BLOOD AND SOAP

『血液と石鹸』リン・ディン〈ハヤカワepiブック・プラネット〉
ベトナムアメリカ人の小説家兼詩人の短篇集。

 収録作品
・「囚人と辞書」Prisoner with a Dictionary
・「わが国北の果ての知事」Our Northernmost Governor
・「“!”」”!”
・「隠された棺桶の町」The Town of the Hidden Coffin
・「もはや我らとともにない人々」Those Who Are No Longer with Us
・「私たちの新郎新婦」Our Newlyweds
・「八つのプロット」Eight Plots
・「一文物語集」One-Sentence Stories
・「本を持ち歩く男」Man Carrying Books
・「ベトコン大学」Viet Cong University
・「エルヴィス・フォンは死んだ!」Elvis Phong Is Dead!
・「飛行機に乗る」A Plane Ride
・「浮かぶ共同体」A Floating Community
・「キーワード」Key Words
・「13」13
・「食物の招喚」Food Conjuring
・「食物の招喚Ⅱ」Food Conjuring II
・「$」$
・「幸福な夫婦」A Happy Couple
・「この蟻たち」These Ants
・「道徳的な決断」A Moral Decision
・「ごく狭い空間」Tiny Space
・「自殺か他殺か?」Murder or Suicide?
・「負け犬」Losers
「非常階段」The Five Escape
・「ただいま上映中」What’s Showing?
・「二人のインテリ」Two Intellectuals
・「スチュアート・クレンショー」Stewart Crenshaw
・「家をめぐる観念」An Idea of Home
・「コスタ・サン・ジョルジョ」Costa San Giorgio
・「シーニャの自画像画家」The Self-Portraitist of Signa
・「ルイーザは夫を愛している」Luisa Loves Her Hasband
・「パルミジャーノ・チーズ」Palmigiano Cheese
・「美の崇拝者」A Worshipper of Beauty
・「移動爬虫頬展示会」A Moving Exhibition of Reptiles
・「二人の王」Two Kings
・「人と違っていたわが祖父」My Grandfather the Exceptional

偽名を使って、ベトナムからアメリカに脱出してきたという過去もあるのか、言葉=世界、言葉の強制力、言葉を識ること自体が現実以上の現実を創造する、と言うような作品が多い。
また、ベトナムを自虐的に書いているのも特徴。
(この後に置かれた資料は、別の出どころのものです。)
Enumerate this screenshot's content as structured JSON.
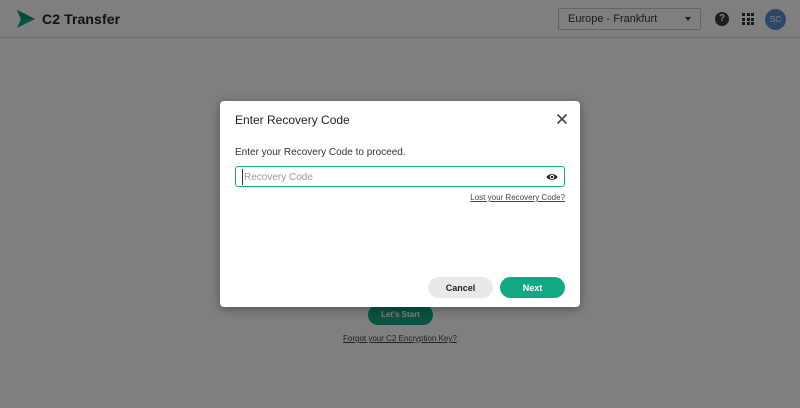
{
  "header": {
    "app_title": "C2 Transfer",
    "logo_icon": "send-arrow-icon",
    "region": "Europe - Frankfurt",
    "help_icon": "help-circle-icon",
    "apps_icon": "apps-grid-icon",
    "avatar_initials": "SC"
  },
  "background_page": {
    "start_button_label": "Let's Start",
    "forgot_key_link": "Forgot your C2 Encryption Key?"
  },
  "modal": {
    "title": "Enter Recovery Code",
    "close_icon": "close-icon",
    "prompt": "Enter your Recovery Code to proceed.",
    "input_placeholder": "Recovery Code",
    "input_value": "",
    "eye_icon": "eye-icon",
    "lost_code_link": "Lost your Recovery Code?",
    "cancel_label": "Cancel",
    "next_label": "Next"
  },
  "colors": {
    "accent": "#12a884",
    "overlay": "rgba(0,0,0,0.5)",
    "avatar": "#5b8fd6"
  }
}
「ベトコン大学」とか「エルヴィス・フォンは死んだ!」はイタイよ(笑)
一つ一つが短くて、あらすじが書けないけど、個人的お気に入りは「囚人と辞書」「“!”」「隠された棺桶の町」「一文物語集」「この蟻たち」「道徳的な決断」「ただいま上映中」あたり。
変な話ばかりなので、異色・奇想系読みにオススメ。


それにしても、SFMミスマガ、モンキービジネス、とお試しのように1作ずつ掲載されていて、推してるなぁ。